Continuous testing on production

TLDR: You can run tests on production. It’s the ultimate integration test, but there are a few rules to follow.

Software delivery is always full of compromise. You either ship it (slightly) untested, or you don’t ship it at all.

There are a number of practices that are considered good and increase chances of your uninterrupted night sleep. It is generally a good idea to write tests. It is also good to run them before shipping things to prod. Ideally there are no failed tests. Ideally you can run tests and deploy changes before someone else merges a new change on top of yours. Ideally you can isolate the change you want for prod from the rest of the incoming changes. Ideally when you ship, things don’t break.

You could classify all the activities that boost your delivery confidence into two categories:

  1. Pre-release
  2. Post-release

A general convention is, that if you have enough gatekeeping in the pre-release stage, you can largely skip post-release activities. Sometimes this is taken as an unwritten belief. We’ve spent a bunch of time writing all these tests and doing the CI pipeline with reporting - surely now things are good enough?
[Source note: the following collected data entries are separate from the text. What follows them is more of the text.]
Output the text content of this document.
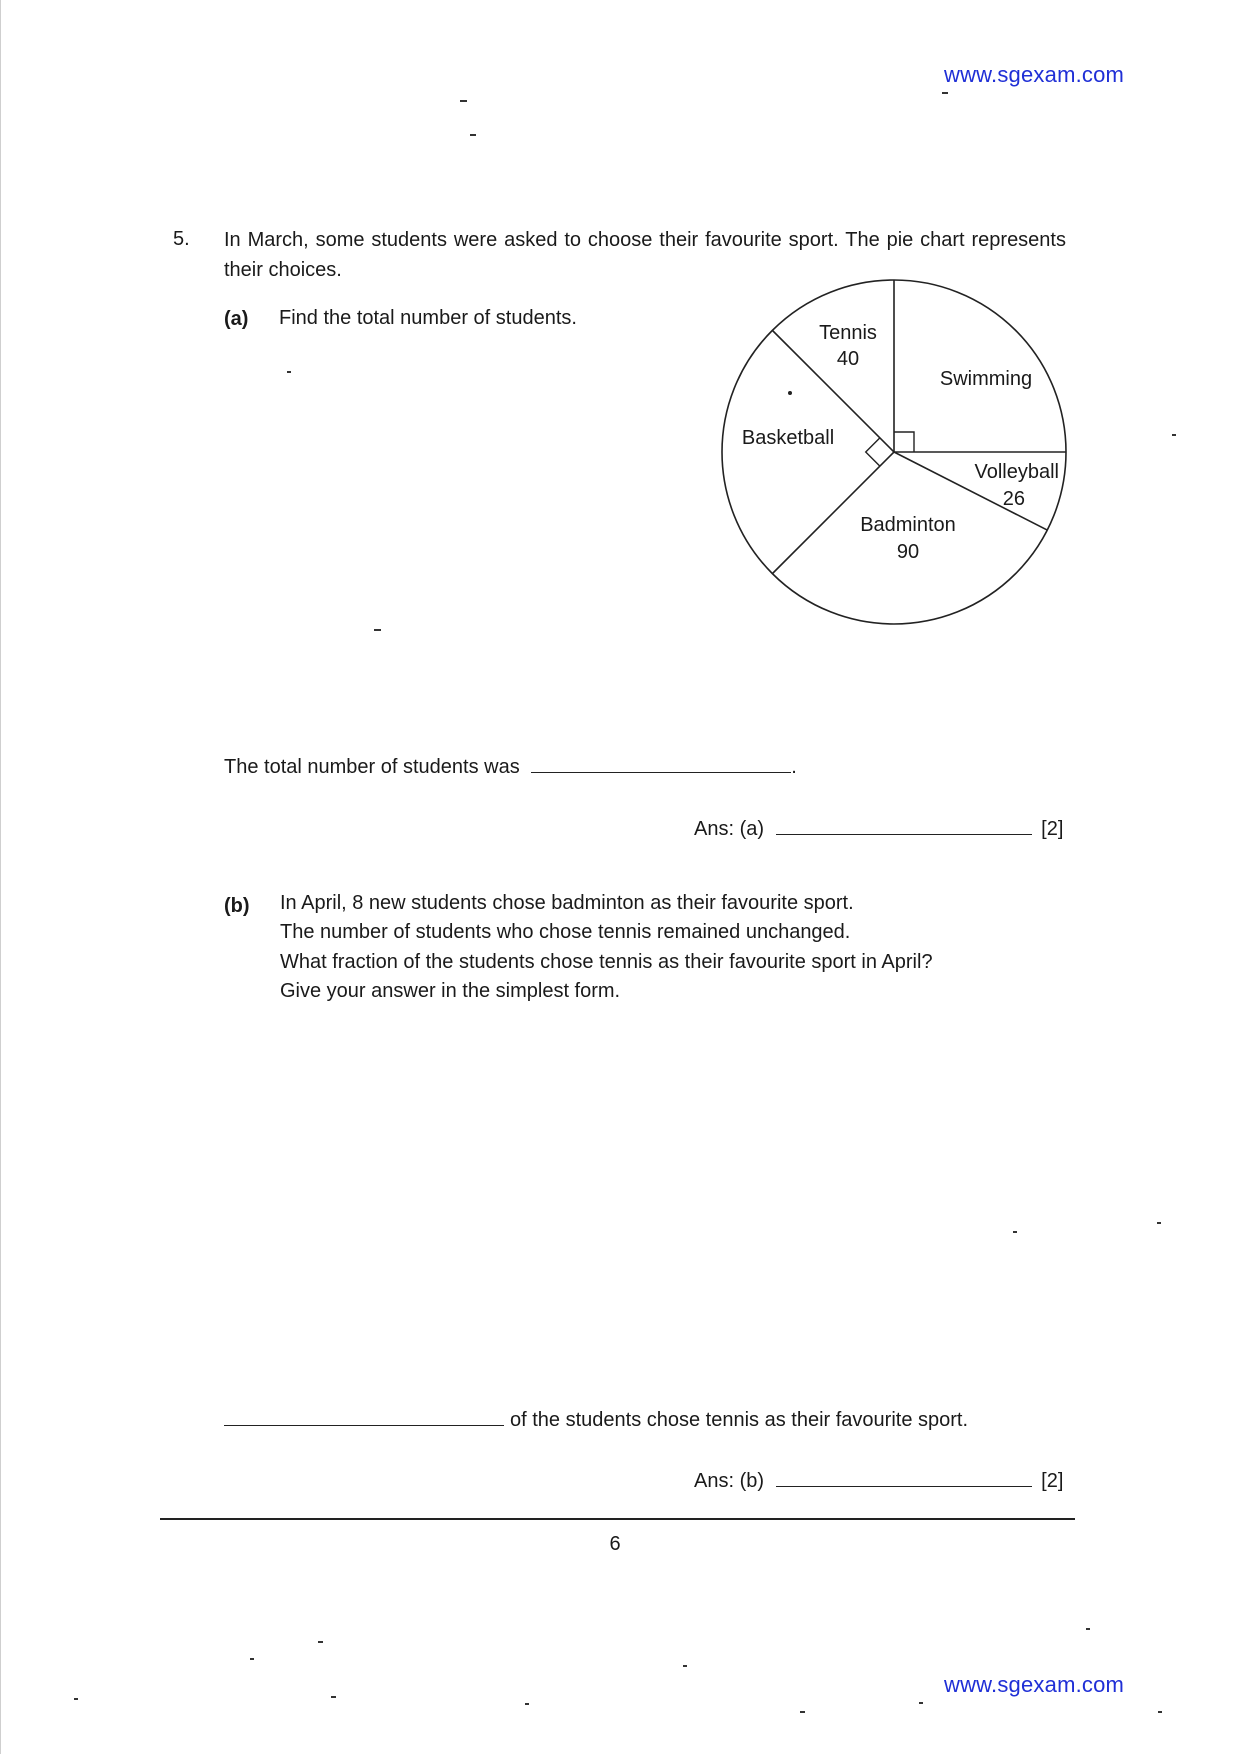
www.sgexam.com
5. In March, some students were asked to choose their favourite sport. The pie chart represents their choices.
(a) Find the total number of students.
Tennis
40
Swimming
Volleyball
26
Badminton
90
Basketball
The total number of students was	.
Ans: (a)	[2]
(b) In April, 8 new students chose badminton as their favourite sport.
The number of students who chose tennis remained unchanged.
What fraction of the students chose tennis as their favourite sport in April?
Give your answer in the simplest form.
of the students chose tennis as their favourite sport.
Ans: (b)	[2]
6
www.sgexam.com
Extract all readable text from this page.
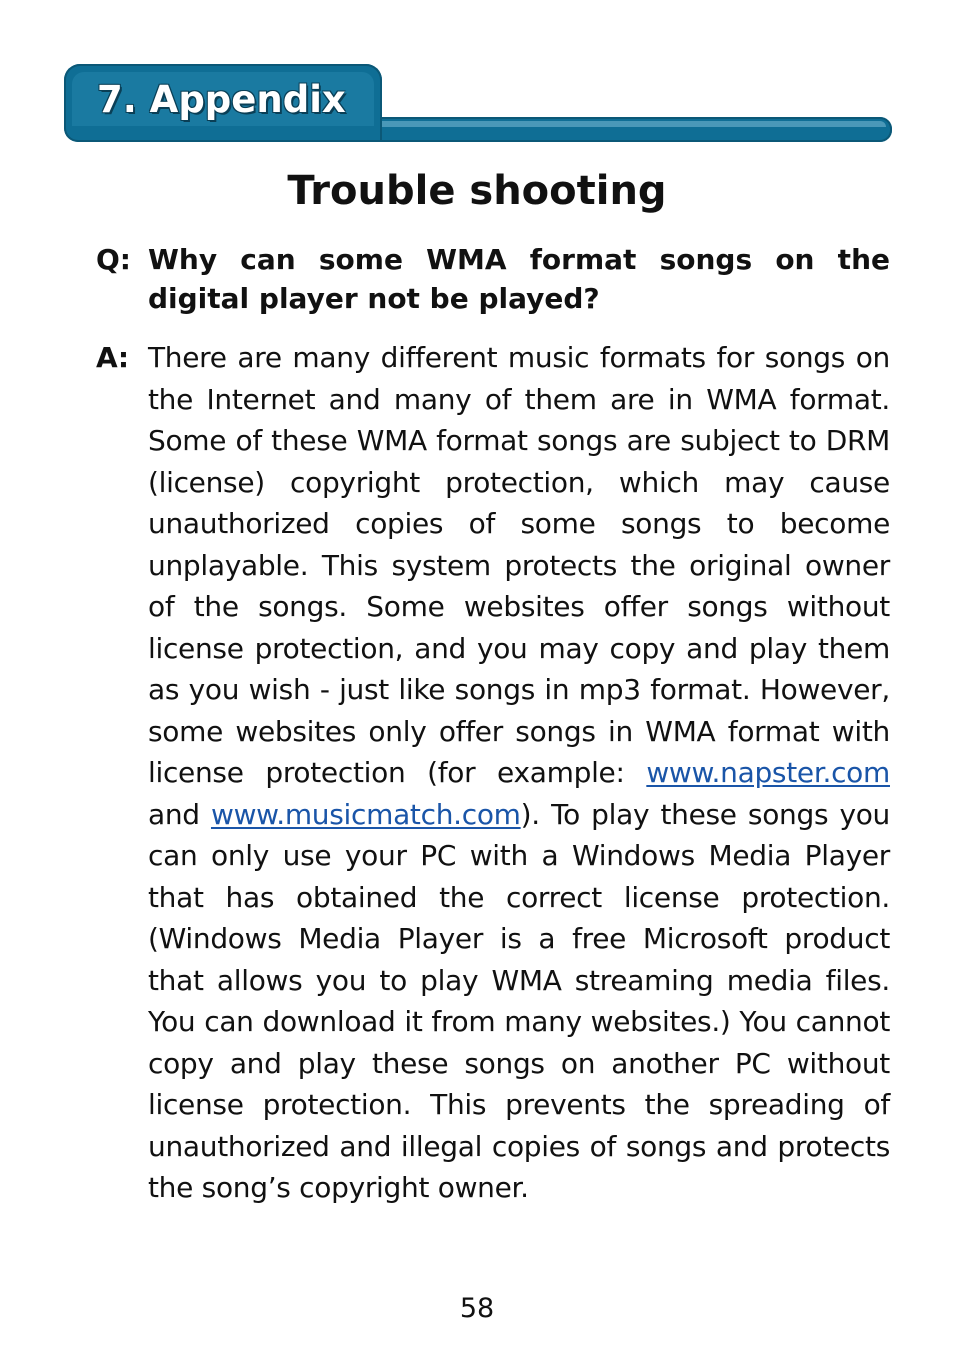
7. Appendix
Trouble shooting
Q: Why can some WMA format songs on the digital player not be played?
A: There are many different music formats for songs on the Internet and many of them are in WMA format. Some of these WMA format songs are subject to DRM (license) copyright protection, which may cause unauthorized copies of some songs to become unplayable. This system protects the original owner of the songs. Some websites offer songs without license protection, and you may copy and play them as you wish - just like songs in mp3 format. However, some websites only offer songs in WMA format with license protection (for example: www.napster.com and www.musicmatch.com). To play these songs you can only use your PC with a Windows Media Player that has obtained the correct license protection. (Windows Media Player is a free Microsoft product that allows you to play WMA streaming media files. You can download it from many websites.) You cannot copy and play these songs on another PC without license protection. This prevents the spreading of unauthorized and illegal copies of songs and protects the song’s copyright owner.
58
Truth is, even with the 100% code coverage (which is rare, and also - unreasonable) you would rarely cover all possible permutations of the user input. Which, in turn, affects state of the system. Which creates unpredictable scenarios that were never tested for.

Which leads to things exploding.

Release pipeline is always a trade off. We have to be able to build and test within a reasonable time. If your test suite takes a few days to run, sure that might provide better coverage. But that will slow down the release process to a snail pace. The motto becomes “fail slow and break things”.

Not ideal.

Traditionally you’d have comprehensive unit tests, some integration tests and a suite of e2e smoke tests - covering the core scenarios, but not much else. Releasing becomes possible, edge cases rely largely on unit testing, and all in all this is a valid approach for most products.

We could also complement this with continuous tests running on production.

Once we are on prod, things don’t have to be lightning fast. We can have comprehensive e2e tests running for real, trying every possible permutation of user scenarios. Ideally, also performing a good clean up and keep the system state affected to a minimum. It doesn’t matter if test run takes a few days to complete. We are always running against the most recent version of the system that is actually exposed to our users. Any regression encountered is a legitimate issue.

We can now use scenario factories and generate tests to cover for more permutations. Sure, it’ll take more time to run - but now this is not blocking anyone, and can take its time. In fact, you could throttle down the execution of the tests, to keep the load to a minimum. Maybe throttle up if there are known time windows while real users are asleep.

A few companies I used to work for used this approach. You’d have production tests running constantly, 24/7. If something breaks, that would often trigger a PagerDuty event. Sometimes that would mean a copy change that snuck through the release pipeline. Sometimes that would be an intermittent service availability issue. Sometimes that would be a legitimate regression that was not caught otherwise.

Production tests do require a certain discipline. They cannot affect experience of your end users in any way. Data clean up could be a challenge since e2e tests rarely guarantee successful cleanup after run. You might not be able to re-purpose existing tests, and will have to maintain yet another suite of tests. And of course, failures on production should be properly reported and handled - which implies some level of on-call team dedication.

Side note - if you are not in a position to commit to a proper on-call - you might be able to introduce a Tiger Team rota. This is effectively on-call, but run across org and traditionally only during work hours. This does mean you’ll have to dedicate some team capacity - but that is always the cost of maintenance, which is proportionate to the amount of software you have shipped.

Footnote

This article was hand typed by a human, and no AI was used in making of this blogpost. I used to run things through Grammarly before publishing, but at this point I’d be inclined to keep the mistakes in - that’s something that humans do and computers don’t.